Endearing? I thought so to begin
with, then realised it was draining.
So, in the last year of our relationship, I developed a fantasy life second to none. Blake's 7 were into their third series, and I spent much of that year being on The Liberator, fighting for freedom from The Federation and generally lusting after Avon. Well, it was better than my real life was.
I think it was this that impelled me to finally make the break. With four months of the lease to run, Horror and I had a blazing argument and I told him to piss off, it was over, I had just had enough. While at work, I decided - well, I have said it now.
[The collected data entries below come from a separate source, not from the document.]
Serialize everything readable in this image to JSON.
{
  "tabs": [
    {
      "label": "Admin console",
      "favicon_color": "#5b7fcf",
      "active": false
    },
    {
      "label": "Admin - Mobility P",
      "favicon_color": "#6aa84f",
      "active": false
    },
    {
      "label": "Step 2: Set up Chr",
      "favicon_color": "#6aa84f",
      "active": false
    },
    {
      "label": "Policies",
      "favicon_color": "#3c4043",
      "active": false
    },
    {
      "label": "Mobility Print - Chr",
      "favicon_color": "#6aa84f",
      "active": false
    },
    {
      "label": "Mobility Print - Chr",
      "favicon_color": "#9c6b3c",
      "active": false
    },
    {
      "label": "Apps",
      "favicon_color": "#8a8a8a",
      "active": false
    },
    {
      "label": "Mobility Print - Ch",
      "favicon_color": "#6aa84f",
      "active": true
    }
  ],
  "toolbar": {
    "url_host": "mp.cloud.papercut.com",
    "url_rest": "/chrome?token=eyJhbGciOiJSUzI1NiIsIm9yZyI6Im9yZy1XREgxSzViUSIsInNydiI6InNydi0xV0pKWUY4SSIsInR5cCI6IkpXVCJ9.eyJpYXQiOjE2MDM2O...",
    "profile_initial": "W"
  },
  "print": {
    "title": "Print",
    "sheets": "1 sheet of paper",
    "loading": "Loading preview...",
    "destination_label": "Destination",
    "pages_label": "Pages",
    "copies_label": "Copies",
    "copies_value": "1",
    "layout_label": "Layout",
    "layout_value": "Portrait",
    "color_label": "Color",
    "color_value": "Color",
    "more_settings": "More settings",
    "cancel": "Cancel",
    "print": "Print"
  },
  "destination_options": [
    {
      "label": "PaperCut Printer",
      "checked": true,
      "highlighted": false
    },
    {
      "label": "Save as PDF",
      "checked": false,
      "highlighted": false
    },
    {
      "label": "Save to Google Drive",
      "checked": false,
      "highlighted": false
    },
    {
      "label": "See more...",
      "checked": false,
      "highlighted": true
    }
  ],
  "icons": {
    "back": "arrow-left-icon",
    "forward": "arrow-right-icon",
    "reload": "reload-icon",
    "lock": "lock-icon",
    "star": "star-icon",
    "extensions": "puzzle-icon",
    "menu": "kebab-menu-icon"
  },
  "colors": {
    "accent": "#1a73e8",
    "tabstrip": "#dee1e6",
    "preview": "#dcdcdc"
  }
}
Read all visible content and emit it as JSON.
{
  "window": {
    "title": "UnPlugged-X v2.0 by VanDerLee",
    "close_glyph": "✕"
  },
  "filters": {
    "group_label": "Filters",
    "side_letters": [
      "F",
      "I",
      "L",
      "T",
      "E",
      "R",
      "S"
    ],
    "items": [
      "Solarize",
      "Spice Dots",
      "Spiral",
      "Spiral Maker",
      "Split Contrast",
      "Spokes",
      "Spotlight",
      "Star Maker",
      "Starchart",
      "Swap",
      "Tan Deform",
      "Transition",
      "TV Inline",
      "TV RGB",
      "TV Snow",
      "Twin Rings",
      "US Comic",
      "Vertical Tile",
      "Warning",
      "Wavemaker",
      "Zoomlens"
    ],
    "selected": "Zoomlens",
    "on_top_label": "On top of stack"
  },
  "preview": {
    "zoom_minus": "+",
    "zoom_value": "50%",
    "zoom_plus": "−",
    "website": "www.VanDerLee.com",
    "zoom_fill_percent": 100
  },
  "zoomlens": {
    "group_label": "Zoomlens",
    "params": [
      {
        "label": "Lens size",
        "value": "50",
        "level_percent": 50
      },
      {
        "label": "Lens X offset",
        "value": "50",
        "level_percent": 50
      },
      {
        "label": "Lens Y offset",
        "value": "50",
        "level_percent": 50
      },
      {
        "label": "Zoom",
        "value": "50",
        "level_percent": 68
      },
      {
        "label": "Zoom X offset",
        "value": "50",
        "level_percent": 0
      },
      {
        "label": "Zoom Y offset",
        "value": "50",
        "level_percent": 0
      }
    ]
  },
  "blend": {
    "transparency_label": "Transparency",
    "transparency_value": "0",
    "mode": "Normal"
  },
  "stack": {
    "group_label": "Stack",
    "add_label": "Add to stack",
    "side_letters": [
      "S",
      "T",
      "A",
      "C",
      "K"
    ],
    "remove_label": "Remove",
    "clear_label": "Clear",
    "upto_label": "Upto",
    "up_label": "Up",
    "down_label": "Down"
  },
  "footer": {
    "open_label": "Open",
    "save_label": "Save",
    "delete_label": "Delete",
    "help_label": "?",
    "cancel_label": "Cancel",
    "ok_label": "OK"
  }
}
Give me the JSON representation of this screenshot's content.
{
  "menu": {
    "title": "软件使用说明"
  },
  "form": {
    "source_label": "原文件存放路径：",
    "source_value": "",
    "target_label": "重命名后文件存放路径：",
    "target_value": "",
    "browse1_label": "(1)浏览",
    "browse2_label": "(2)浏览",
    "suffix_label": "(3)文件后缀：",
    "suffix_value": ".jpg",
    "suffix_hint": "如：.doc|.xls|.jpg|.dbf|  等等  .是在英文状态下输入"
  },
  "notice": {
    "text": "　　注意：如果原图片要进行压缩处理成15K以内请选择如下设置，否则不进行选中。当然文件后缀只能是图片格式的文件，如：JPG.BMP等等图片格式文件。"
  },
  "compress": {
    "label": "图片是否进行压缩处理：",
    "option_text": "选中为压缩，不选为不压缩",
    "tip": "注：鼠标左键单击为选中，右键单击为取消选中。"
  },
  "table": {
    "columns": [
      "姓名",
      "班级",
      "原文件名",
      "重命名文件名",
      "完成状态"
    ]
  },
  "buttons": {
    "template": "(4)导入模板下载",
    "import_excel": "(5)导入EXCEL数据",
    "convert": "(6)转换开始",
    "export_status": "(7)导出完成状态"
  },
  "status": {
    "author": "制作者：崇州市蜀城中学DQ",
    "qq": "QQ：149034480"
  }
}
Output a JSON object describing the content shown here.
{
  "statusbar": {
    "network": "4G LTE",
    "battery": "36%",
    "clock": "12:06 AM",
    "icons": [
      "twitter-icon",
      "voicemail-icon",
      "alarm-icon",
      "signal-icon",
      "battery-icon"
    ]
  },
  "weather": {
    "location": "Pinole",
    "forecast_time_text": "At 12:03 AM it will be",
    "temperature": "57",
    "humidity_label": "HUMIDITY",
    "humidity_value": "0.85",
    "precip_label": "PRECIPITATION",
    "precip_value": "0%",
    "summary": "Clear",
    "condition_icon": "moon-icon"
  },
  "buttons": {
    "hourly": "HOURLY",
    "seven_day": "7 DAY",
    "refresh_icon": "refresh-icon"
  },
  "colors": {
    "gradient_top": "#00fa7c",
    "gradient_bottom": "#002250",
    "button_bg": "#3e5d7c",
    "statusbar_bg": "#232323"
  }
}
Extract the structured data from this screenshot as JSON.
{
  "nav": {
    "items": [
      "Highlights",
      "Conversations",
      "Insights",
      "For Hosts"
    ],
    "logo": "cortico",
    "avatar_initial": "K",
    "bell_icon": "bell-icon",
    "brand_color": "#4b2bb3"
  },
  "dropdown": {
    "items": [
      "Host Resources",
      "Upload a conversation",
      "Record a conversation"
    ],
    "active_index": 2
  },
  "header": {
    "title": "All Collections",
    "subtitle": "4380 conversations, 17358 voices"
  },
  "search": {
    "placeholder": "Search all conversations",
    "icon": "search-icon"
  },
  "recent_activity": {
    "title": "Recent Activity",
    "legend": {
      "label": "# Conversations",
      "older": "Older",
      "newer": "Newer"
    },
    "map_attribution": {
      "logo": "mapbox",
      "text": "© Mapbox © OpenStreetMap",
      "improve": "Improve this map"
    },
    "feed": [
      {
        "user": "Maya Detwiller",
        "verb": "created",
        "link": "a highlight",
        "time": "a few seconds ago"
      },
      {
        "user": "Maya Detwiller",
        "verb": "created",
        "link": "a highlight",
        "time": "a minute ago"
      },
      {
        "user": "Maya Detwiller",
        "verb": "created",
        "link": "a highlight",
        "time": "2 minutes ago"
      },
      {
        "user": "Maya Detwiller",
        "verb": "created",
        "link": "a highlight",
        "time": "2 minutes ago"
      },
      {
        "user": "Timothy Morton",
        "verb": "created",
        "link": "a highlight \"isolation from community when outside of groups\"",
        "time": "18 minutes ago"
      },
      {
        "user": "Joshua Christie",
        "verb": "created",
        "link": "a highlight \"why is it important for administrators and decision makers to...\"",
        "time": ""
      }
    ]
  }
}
I could go, yea, sorry mate, kiss kiss make up - but in four months time I am just gonna have to say it again. Why not get it over and done with now, and then just put up with four months of sharing a house with a nerd.
So I did. He took it well, considering.
And I have never had such a fulfilling, marvellous, almost compelling better
than real life fantasy life again.
Sometimes I miss it.
And everyone else manages to write their five things in five sentences!
So now I am going to have to think who I am going to tag.
I tag:
BadMojo - cos I need to know more about a girl who helps her team to victory by watching the game in her underwear and team top
EvilWombatQueen - cos a Goth Aussie must have some dark secrets...
Red Pen - cos she understands how living with teenage sons just does your head in
Maleghast - cos he seems to have dropped of the face of the earth since Christmas, and finally
Spike - just because!
and here's a sixth thing, just for the hell of it - I posted this, in draft, 8 times before I could get it to look right. And I do not consider myself a perfectionist, no sir.
Does anyone understand the Vox text system - I tend to do big posts in Word. I have worked out not to use paragraph breaks, just manual line breaks but why o why does Vox just resize script how it feels like it!? Drives me batty!